Smokers gain an average of 4 kg when they stop smoking. However, research and studies of teaching smokers to diet to keep off weight gain to increase quit rates found just the opposite —dieting caused more relapse.
Research has shown that smokers are four times more likely to give up smoking with the help of a support programme
The National Centre for Smoking Cessation and Training (NCSCT) is a social enterprise committed to support the delivery of effective evidence-based tobacco control programmes and smoking cessation interventions provided by local stop smoking services.
Attendance of a behavioural support programme facilitates smoking cessation
Motivation to attend behavioural support is an important factor to stop smoking – it is essential to find a local stop-smoking service. Stop smoking programs assist smokers to identify and cope with some of the problems that can come up during the quitting procedure. In addition they provide support and encouragement in staying smoke-free. Research indicates that the best programs will include either individual or group counselling.
Although self help kits and on-line methods are helpful it is important to bear in mind the relevance of maintaining motivation – which may come from individual or group counselling.
Every year around a million smokers, especially women, use No Smoking Day to try to quit. The No Smoking Day charity estimates that more than 1.5 million smokers have quit for good since its launch in 1983 and with all the new treatments, one-third of smokers who quit now do so via treatment, a rate of treatment use greater than that for alcoholism or obesity.

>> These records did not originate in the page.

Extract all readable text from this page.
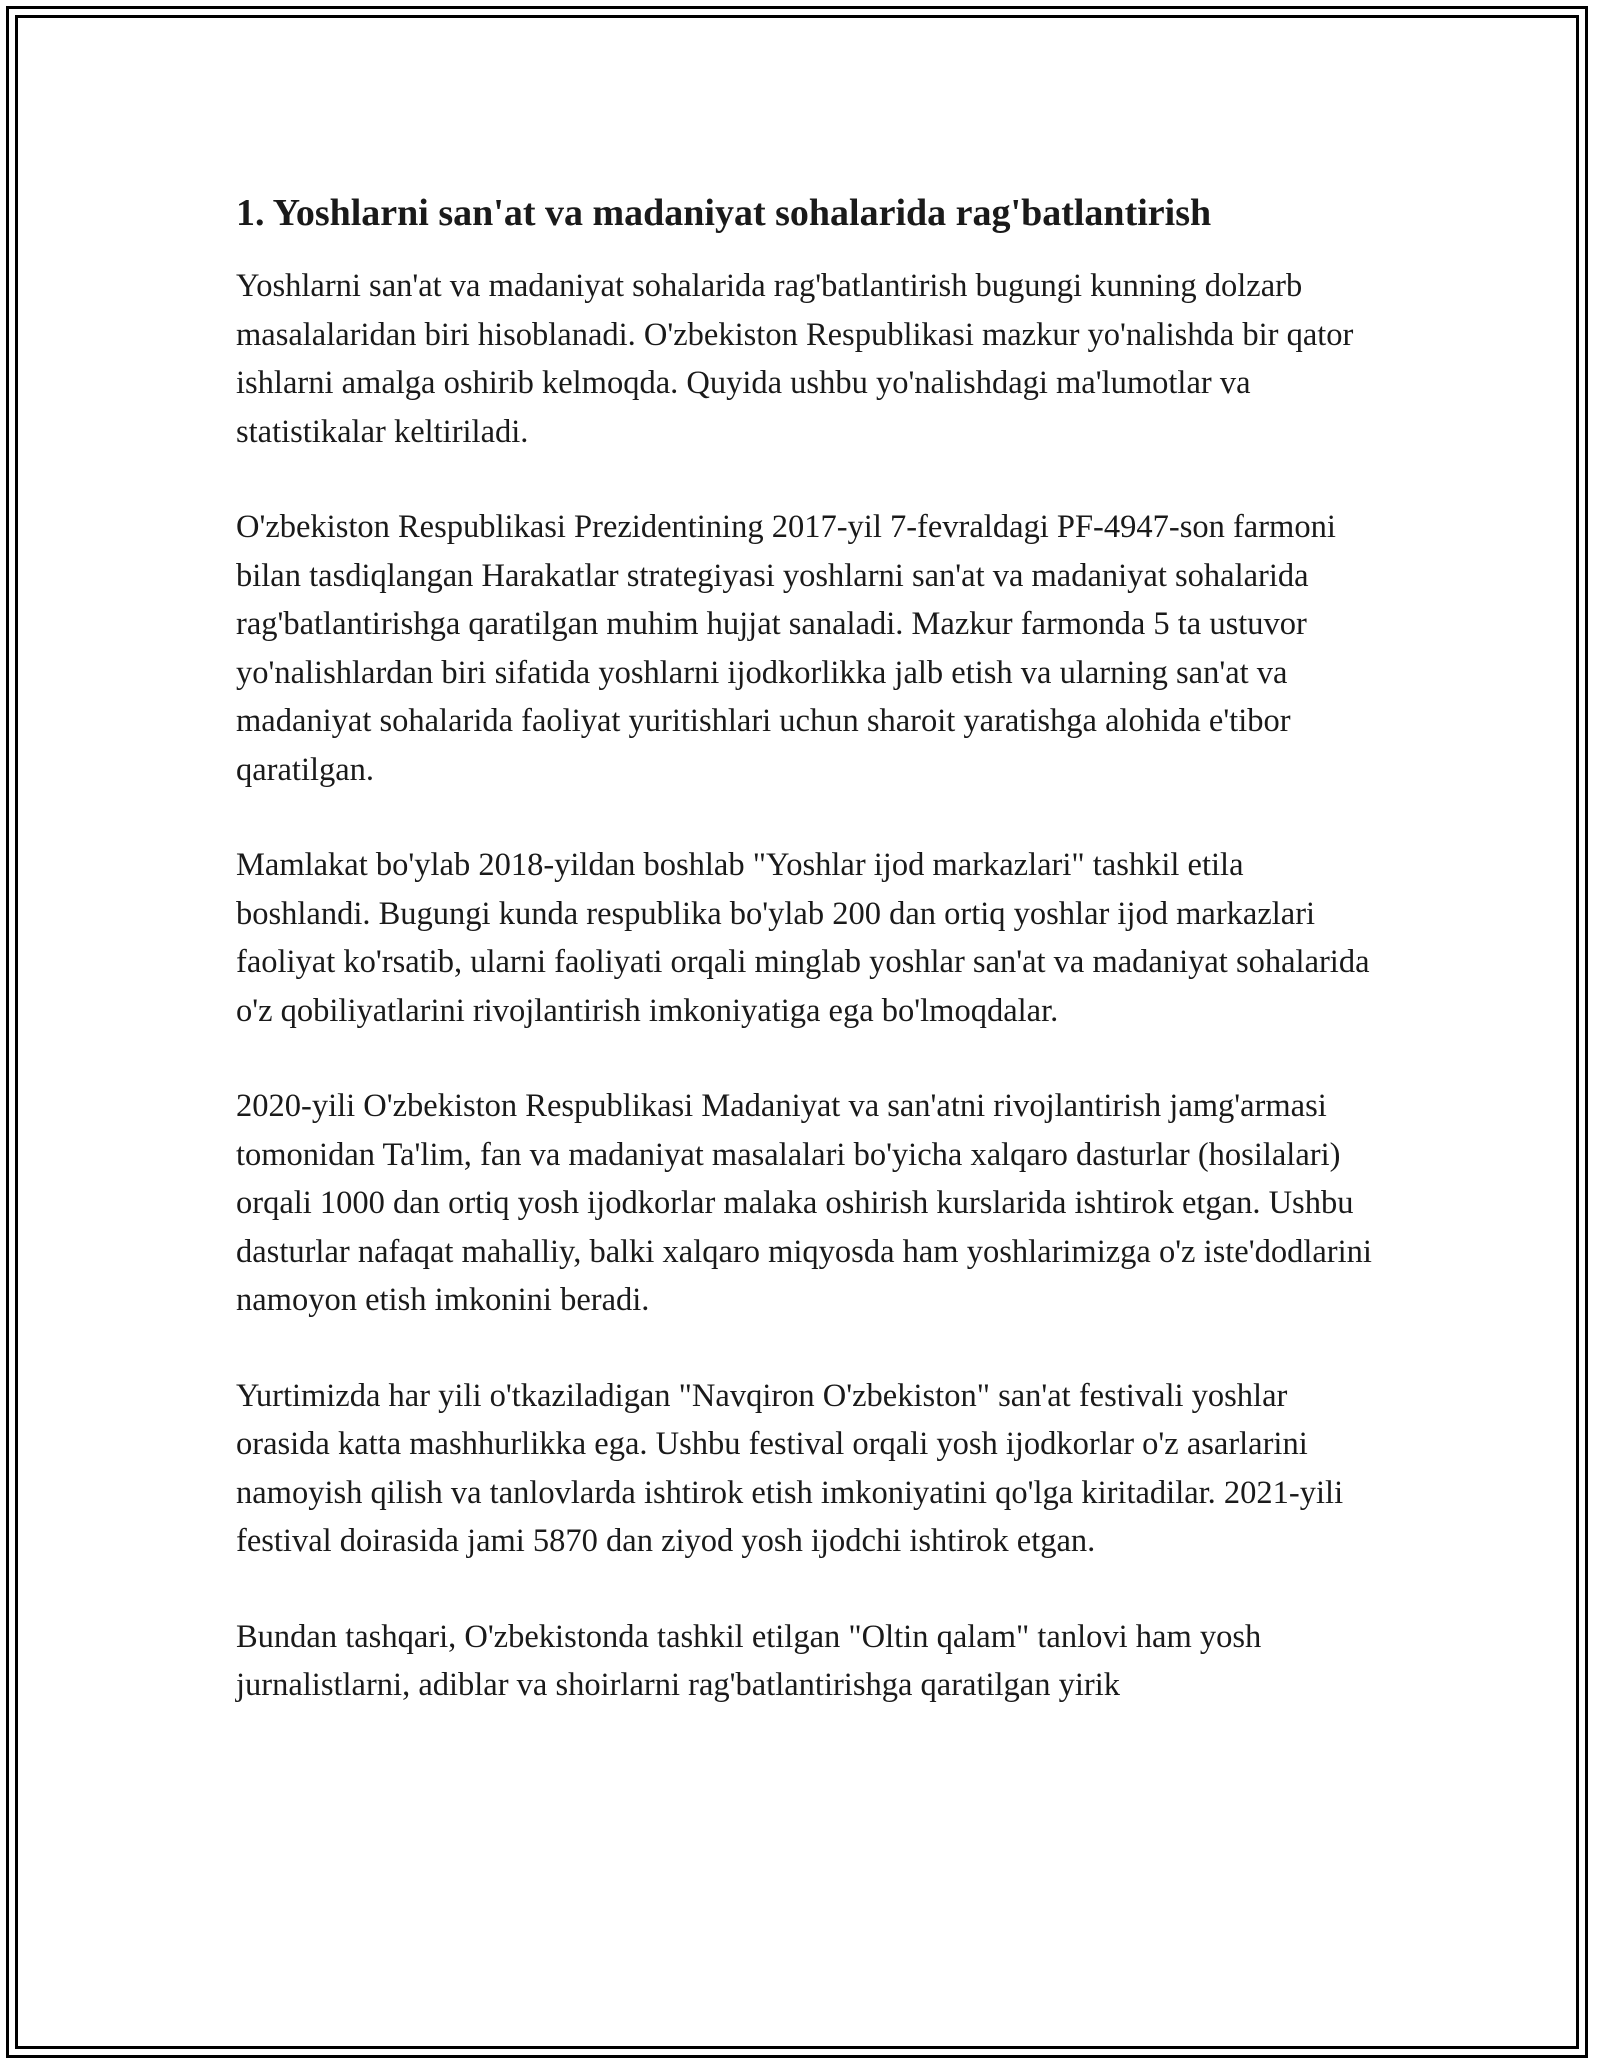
1. Yoshlarni san'at va madaniyat sohalarida rag'batlantirish

Yoshlarni san'at va madaniyat sohalarida rag'batlantirish bugungi kunning dolzarb masalalaridan biri hisoblanadi. O'zbekiston Respublikasi mazkur yo'nalishda bir qator ishlarni amalga oshirib kelmoqda. Quyida ushbu yo'nalishdagi ma'lumotlar va statistikalar keltiriladi.

O'zbekiston Respublikasi Prezidentining 2017-yil 7-fevraldagi PF-4947-son farmoni bilan tasdiqlangan Harakatlar strategiyasi yoshlarni san'at va madaniyat sohalarida rag'batlantirishga qaratilgan muhim hujjat sanaladi. Mazkur farmonda 5 ta ustuvor yo'nalishlardan biri sifatida yoshlarni ijodkorlikka jalb etish va ularning san'at va madaniyat sohalarida faoliyat yuritishlari uchun sharoit yaratishga alohida e'tibor qaratilgan.

Mamlakat bo'ylab 2018-yildan boshlab "Yoshlar ijod markazlari" tashkil etila boshlandi. Bugungi kunda respublika bo'ylab 200 dan ortiq yoshlar ijod markazlari faoliyat ko'rsatib, ularni faoliyati orqali minglab yoshlar san'at va madaniyat sohalarida o'z qobiliyatlarini rivojlantirish imkoniyatiga ega bo'lmoqdalar.

2020-yili O'zbekiston Respublikasi Madaniyat va san'atni rivojlantirish jamg'armasi tomonidan Ta'lim, fan va madaniyat masalalari bo'yicha xalqaro dasturlar (hosilalari) orqali 1000 dan ortiq yosh ijodkorlar malaka oshirish kurslarida ishtirok etgan. Ushbu dasturlar nafaqat mahalliy, balki xalqaro miqyosda ham yoshlarimizga o'z iste'dodlarini namoyon etish imkonini beradi.

Yurtimizda har yili o'tkaziladigan "Navqiron O'zbekiston" san'at festivali yoshlar orasida katta mashhurlikka ega. Ushbu festival orqali yosh ijodkorlar o'z asarlarini namoyish qilish va tanlovlarda ishtirok etish imkoniyatini qo'lga kiritadilar. 2021-yili festival doirasida jami 5870 dan ziyod yosh ijodchi ishtirok etgan.

Bundan tashqari, O'zbekistonda tashkil etilgan "Oltin qalam" tanlovi ham yosh jurnalistlarni, adiblar va shoirlarni rag'batlantirishga qaratilgan yirik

At any given time, only about 10% of smokers are planning to quit in the next month, 30% are contemplating to quit in the next 6 months, 30% plan to quit at some unknown time, and 30% have no plans to quit. Unfortunately, half of smokers never quit.
To stop smoking completely is the single most important thing a person can do to improve their health.
“Smoking is hateful to the nose, harmful to the brain and dangerous to the lungs.” King James I.